Every corporation wants to be a monopoly without legally being considered a monopoly. The best way for them to do this, from a societal perspective, is to make the best product or service (although this technically means different things to different people). But the truth is, this is simply no longer necessary, as you can go into debt for 10 plus years, undercut the competition such that they can no longer survive, establish market dominance, then fuck everybody over. This is considered a legitimate business strategy, and that should disturb you. When that’s not your strategy, you can just create an environment that traps users on your platform, such that they have no real option to switch, after which you can easily steal their intellectual property to train your AI or the AIs of your corporate partners, etc. See how this works? There’s a whole host of strategies to drive profits up without actually benefiting consumers, and these strategies have come to absolutely dominate the world we live in.
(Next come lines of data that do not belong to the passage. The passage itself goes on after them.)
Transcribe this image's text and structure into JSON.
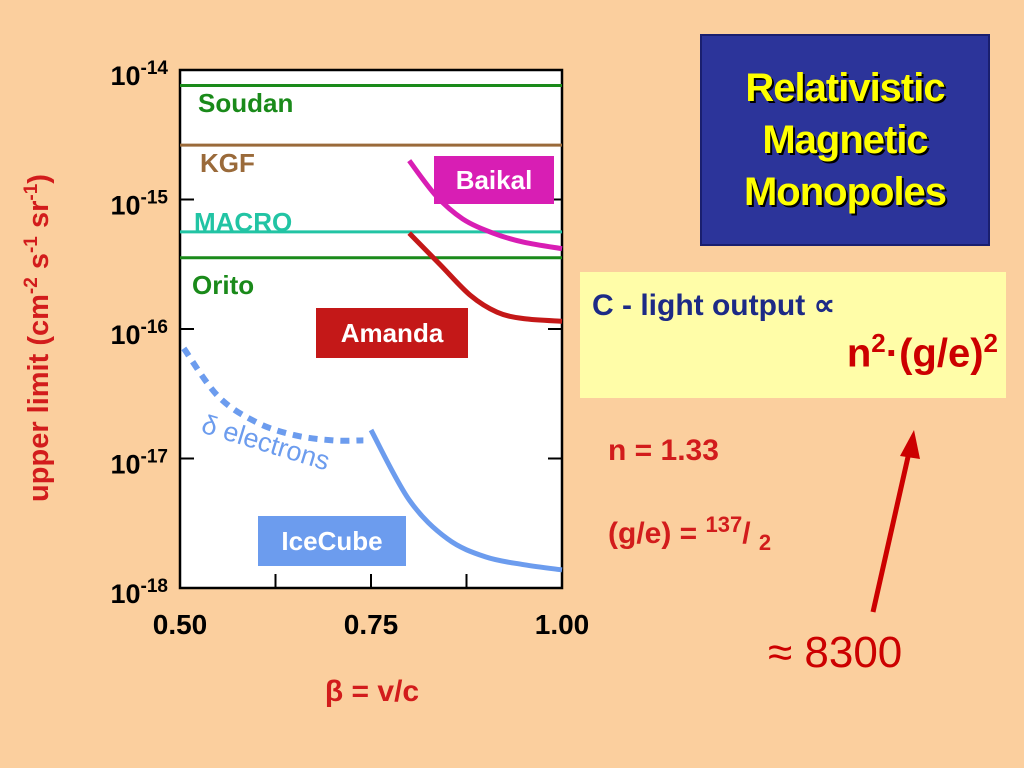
{
  "title": {
    "lines": [
      "Relativistic",
      "Magnetic",
      "Monopoles"
    ]
  },
  "formula": {
    "line1_text": "C - light output",
    "line1_symbol": "∝",
    "n_base": "n",
    "n_exp": "2",
    "dot": "·",
    "ratio": "(g/e)",
    "ratio_exp": "2"
  },
  "notes": {
    "n_value": "n = 1.33",
    "ge_prefix": "(g/e) = ",
    "ge_numerator": "137",
    "ge_slash": "/ ",
    "ge_denominator": "2",
    "approx_symbol": "≈",
    "approx_value": "8300"
  },
  "colors": {
    "soudan": "#1a8a1a",
    "kgf": "#9a6a3a",
    "macro": "#22c4a4",
    "orito": "#1a8a1a",
    "baikal": "#d81eb4",
    "amanda": "#c41818",
    "icecube": "#6c9cee",
    "delta": "#6c9cee",
    "axis_text": "#d21c1c",
    "arrow": "#cc0000"
  },
  "chart_data": {
    "type": "line",
    "xlabel": "β = v/c",
    "ylabel_base": "upper limit (cm",
    "ylabel_exp1": "-2",
    "ylabel_mid1": " s",
    "ylabel_exp2": "-1",
    "ylabel_mid2": " sr",
    "ylabel_exp3": "-1",
    "ylabel_end": ")",
    "xlim": [
      0.5,
      1.0
    ],
    "ylim_log10": [
      -18,
      -14
    ],
    "y_scale": "log",
    "x_ticks": [
      {
        "value": 0.5,
        "label": "0.50"
      },
      {
        "value": 0.75,
        "label": "0.75"
      },
      {
        "value": 1.0,
        "label": "1.00"
      }
    ],
    "x_minor_ticks": [
      0.625,
      0.875
    ],
    "y_ticks": [
      {
        "exp": -14,
        "base": "10",
        "sup": "-14"
      },
      {
        "exp": -15,
        "base": "10",
        "sup": "-15"
      },
      {
        "exp": -16,
        "base": "10",
        "sup": "-16"
      },
      {
        "exp": -17,
        "base": "10",
        "sup": "-17"
      },
      {
        "exp": -18,
        "base": "10",
        "sup": "-18"
      }
    ],
    "horizontal_limits": [
      {
        "name": "Soudan",
        "log10_value": -14.12,
        "color_key": "soudan"
      },
      {
        "name": "KGF",
        "log10_value": -14.58,
        "color_key": "kgf"
      },
      {
        "name": "MACRO",
        "log10_value": -15.25,
        "color_key": "macro"
      },
      {
        "name": "Orito",
        "log10_value": -15.45,
        "color_key": "orito"
      }
    ],
    "series": [
      {
        "name": "Baikal",
        "color_key": "baikal",
        "style": "solid",
        "x": [
          0.8,
          0.835,
          0.87,
          0.91,
          0.95,
          1.0
        ],
        "log10_y": [
          -14.7,
          -14.97,
          -15.15,
          -15.26,
          -15.33,
          -15.38
        ]
      },
      {
        "name": "Amanda",
        "color_key": "amanda",
        "style": "solid",
        "x": [
          0.8,
          0.84,
          0.88,
          0.915,
          0.95,
          1.0
        ],
        "log10_y": [
          -15.26,
          -15.5,
          -15.74,
          -15.87,
          -15.92,
          -15.94
        ]
      },
      {
        "name": "δ electrons",
        "color_key": "delta",
        "style": "dashed",
        "x": [
          0.505,
          0.55,
          0.6,
          0.65,
          0.7,
          0.74
        ],
        "log10_y": [
          -16.15,
          -16.52,
          -16.72,
          -16.82,
          -16.86,
          -16.86
        ]
      },
      {
        "name": "IceCube",
        "color_key": "icecube",
        "style": "solid",
        "x": [
          0.75,
          0.8,
          0.85,
          0.9,
          0.95,
          1.0
        ],
        "log10_y": [
          -16.78,
          -17.32,
          -17.62,
          -17.76,
          -17.82,
          -17.86
        ]
      }
    ]
  }
}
Mind you, I have no intention of flying the hammer and sickle, because only the truly ignorant do that, but this is not a free market. This is the opposite of a free market. It’s just that the government bureaucrats aren’t necessarily the ones in control this time.

This is just a ‘bitching’ post, I needed to type things out. I don’t have answers, at least not yet. Only, I’m starting to feel stronger and stronger about not supporting these companies. Easier said than done!